2019 Volume 59 Issue 2 Pages 277-282
Microsegregation of a Fe–Cr–Ni–Mo–Cu alloy was studied with the calculation model on the basis of two-dimensional concept considering diffusion of solutes during and after solidification. The calculated results were compared with the previous experimental results of the microsegregation profiles obtained by random sampling method. At first, a calculation model was created by applying two database sets of diffusion coefficients reported on Fe(γ)-X binary and Fe–Cr–Ni systems. The results using the database of the Fe–Cr–Ni systems fitted the experimental data better than those using the Fe(γ)-X systems in the region of lower solid fraction (fs). Meanwhile, in the higher fs region, the calculated lines passed below the arranged experimental data plots particularly for Cr and Mo. This inconsistency could be attributed to the following problems:
(a) Diffusion coefficients might be lower at the post solidification temperature.

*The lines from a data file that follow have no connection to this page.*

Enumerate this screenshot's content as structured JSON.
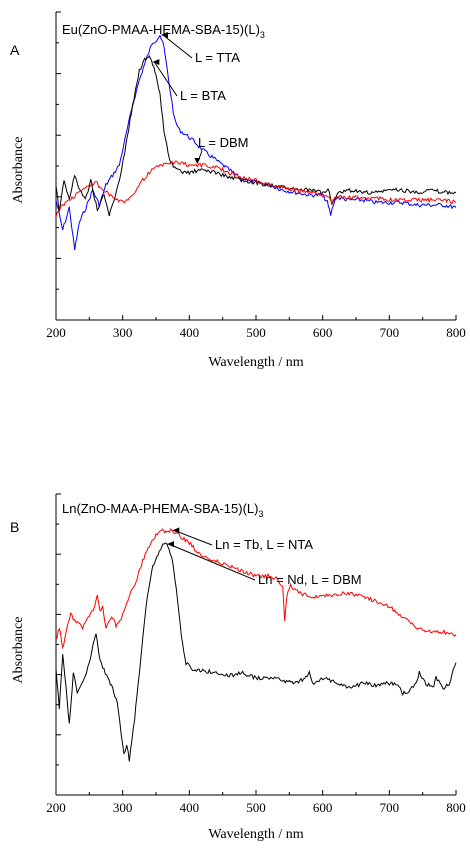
{
  "panels": [
    {
      "label": "A",
      "title_main": "Eu(ZnO-PMAA-HEMA-SBA-15)(L)",
      "title_sub": "3",
      "xlabel": "Wavelength / nm",
      "ylabel": "Absorbance",
      "xticks": [
        "200",
        "300",
        "400",
        "500",
        "600",
        "700",
        "800"
      ],
      "annotations": [
        {
          "text": "L = TTA",
          "series": 0,
          "x": 356
        },
        {
          "text": "L = BTA",
          "series": 1,
          "x": 343
        },
        {
          "text": "L = DBM",
          "series": 2,
          "x": 412
        }
      ]
    },
    {
      "label": "B",
      "title_main": "Ln(ZnO-MAA-PHEMA-SBA-15)(L)",
      "title_sub": "3",
      "xlabel": "Wavelength / nm",
      "ylabel": "Absorbance",
      "xticks": [
        "200",
        "300",
        "400",
        "500",
        "600",
        "700",
        "800"
      ],
      "annotations": [
        {
          "text": "Ln = Tb, L = NTA",
          "series": 0,
          "x": 373
        },
        {
          "text": "Ln = Nd, L = DBM",
          "series": 1,
          "x": 365
        }
      ]
    }
  ],
  "chart_data": [
    {
      "type": "line",
      "title": "Eu(ZnO-PMAA-HEMA-SBA-15)(L)3",
      "xlabel": "Wavelength / nm",
      "ylabel": "Absorbance",
      "xlim": [
        200,
        800
      ],
      "ylim": [
        0,
        1
      ],
      "grid": false,
      "series": [
        {
          "name": "L = TTA",
          "color": "#0000ff",
          "x": [
            200,
            210,
            220,
            228,
            235,
            245,
            255,
            265,
            275,
            285,
            295,
            305,
            315,
            325,
            335,
            345,
            350,
            356,
            362,
            370,
            378,
            385,
            395,
            405,
            420,
            440,
            460,
            480,
            500,
            520,
            540,
            560,
            580,
            600,
            607,
            612,
            616,
            620,
            640,
            660,
            680,
            700,
            720,
            740,
            760,
            780,
            800
          ],
          "y": [
            0.36,
            0.24,
            0.33,
            0.16,
            0.27,
            0.33,
            0.4,
            0.34,
            0.42,
            0.46,
            0.5,
            0.62,
            0.74,
            0.84,
            0.92,
            0.99,
            1.0,
            1.02,
            0.97,
            0.82,
            0.68,
            0.64,
            0.62,
            0.6,
            0.56,
            0.52,
            0.48,
            0.44,
            0.43,
            0.42,
            0.4,
            0.39,
            0.38,
            0.38,
            0.35,
            0.3,
            0.34,
            0.37,
            0.36,
            0.36,
            0.35,
            0.35,
            0.35,
            0.34,
            0.34,
            0.34,
            0.33
          ]
        },
        {
          "name": "L = BTA",
          "color": "#000000",
          "x": [
            200,
            205,
            212,
            220,
            228,
            236,
            244,
            252,
            262,
            272,
            280,
            285,
            295,
            305,
            315,
            325,
            333,
            340,
            345,
            350,
            356,
            362,
            370,
            380,
            390,
            400,
            420,
            440,
            460,
            480,
            500,
            520,
            540,
            560,
            580,
            600,
            610,
            614,
            620,
            640,
            660,
            680,
            700,
            720,
            740,
            760,
            780,
            800
          ],
          "y": [
            0.42,
            0.32,
            0.44,
            0.36,
            0.46,
            0.4,
            0.36,
            0.44,
            0.32,
            0.38,
            0.3,
            0.34,
            0.44,
            0.58,
            0.74,
            0.88,
            0.92,
            0.93,
            0.9,
            0.86,
            0.78,
            0.64,
            0.52,
            0.48,
            0.47,
            0.47,
            0.48,
            0.47,
            0.45,
            0.44,
            0.43,
            0.42,
            0.41,
            0.4,
            0.4,
            0.39,
            0.4,
            0.34,
            0.38,
            0.4,
            0.39,
            0.39,
            0.4,
            0.4,
            0.39,
            0.4,
            0.39,
            0.39
          ]
        },
        {
          "name": "L = DBM",
          "color": "#ff0000",
          "x": [
            200,
            210,
            220,
            230,
            240,
            250,
            260,
            270,
            280,
            290,
            300,
            310,
            320,
            330,
            340,
            350,
            360,
            370,
            380,
            400,
            420,
            440,
            460,
            480,
            500,
            520,
            540,
            560,
            580,
            600,
            610,
            614,
            620,
            640,
            660,
            680,
            700,
            720,
            740,
            760,
            780,
            800
          ],
          "y": [
            0.3,
            0.34,
            0.36,
            0.38,
            0.4,
            0.42,
            0.43,
            0.4,
            0.38,
            0.36,
            0.35,
            0.37,
            0.4,
            0.44,
            0.47,
            0.49,
            0.5,
            0.51,
            0.51,
            0.5,
            0.5,
            0.49,
            0.47,
            0.45,
            0.44,
            0.42,
            0.41,
            0.4,
            0.39,
            0.38,
            0.38,
            0.35,
            0.37,
            0.37,
            0.37,
            0.37,
            0.36,
            0.36,
            0.36,
            0.36,
            0.36,
            0.35
          ]
        }
      ]
    },
    {
      "type": "line",
      "title": "Ln(ZnO-MAA-PHEMA-SBA-15)(L)3",
      "xlabel": "Wavelength / nm",
      "ylabel": "Absorbance",
      "xlim": [
        200,
        800
      ],
      "ylim": [
        0,
        1
      ],
      "grid": false,
      "series": [
        {
          "name": "Ln = Tb, L = NTA",
          "color": "#ff0000",
          "x": [
            200,
            205,
            210,
            215,
            222,
            230,
            240,
            250,
            258,
            262,
            266,
            270,
            275,
            280,
            285,
            290,
            296,
            302,
            310,
            320,
            330,
            340,
            350,
            358,
            365,
            372,
            380,
            390,
            400,
            410,
            420,
            440,
            460,
            480,
            500,
            520,
            530,
            540,
            543,
            546,
            552,
            560,
            580,
            600,
            620,
            640,
            660,
            680,
            700,
            720,
            740,
            760,
            780,
            800
          ],
          "y": [
            0.55,
            0.6,
            0.52,
            0.58,
            0.65,
            0.62,
            0.6,
            0.64,
            0.68,
            0.72,
            0.66,
            0.68,
            0.6,
            0.62,
            0.64,
            0.6,
            0.62,
            0.66,
            0.72,
            0.78,
            0.86,
            0.92,
            0.96,
            0.98,
            0.97,
            0.98,
            0.97,
            0.95,
            0.93,
            0.9,
            0.88,
            0.86,
            0.84,
            0.82,
            0.8,
            0.8,
            0.79,
            0.76,
            0.62,
            0.72,
            0.76,
            0.74,
            0.72,
            0.72,
            0.73,
            0.73,
            0.72,
            0.7,
            0.68,
            0.64,
            0.6,
            0.58,
            0.58,
            0.57
          ]
        },
        {
          "name": "Ln = Nd, L = DBM",
          "color": "#000000",
          "x": [
            200,
            205,
            210,
            215,
            220,
            226,
            232,
            240,
            248,
            255,
            260,
            265,
            270,
            278,
            285,
            292,
            298,
            302,
            306,
            310,
            318,
            325,
            335,
            345,
            355,
            362,
            368,
            375,
            382,
            388,
            395,
            405,
            420,
            440,
            460,
            480,
            500,
            520,
            540,
            560,
            575,
            580,
            585,
            600,
            620,
            640,
            660,
            680,
            700,
            715,
            720,
            730,
            740,
            745,
            755,
            765,
            770,
            780,
            790,
            800
          ],
          "y": [
            0.44,
            0.28,
            0.5,
            0.36,
            0.22,
            0.42,
            0.34,
            0.38,
            0.44,
            0.52,
            0.58,
            0.48,
            0.44,
            0.4,
            0.36,
            0.3,
            0.18,
            0.1,
            0.14,
            0.08,
            0.24,
            0.42,
            0.68,
            0.84,
            0.9,
            0.93,
            0.92,
            0.86,
            0.72,
            0.56,
            0.46,
            0.43,
            0.43,
            0.42,
            0.41,
            0.42,
            0.4,
            0.4,
            0.39,
            0.38,
            0.4,
            0.43,
            0.38,
            0.4,
            0.38,
            0.36,
            0.38,
            0.37,
            0.38,
            0.37,
            0.34,
            0.35,
            0.38,
            0.42,
            0.38,
            0.36,
            0.4,
            0.36,
            0.38,
            0.46
          ]
        }
      ]
    }
  ]
}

(b) Partition coefficients might vary with solidification progress.
(c) The ratio of the solid/liquid interfacial area to the solid volume might vary with solidification progress.
Further, Fe contents analyzed in the previous experiments were rearranged as they simply decreased, while Cr, Ni, Mo and Cu were rearranged dependently with the Fe data at each fs point to keep the law of mass conservation. This rearrangement showed that the “slope segment” appearing in the region of fs below 0.1 in random sampling method was attributed to the probable measurement error.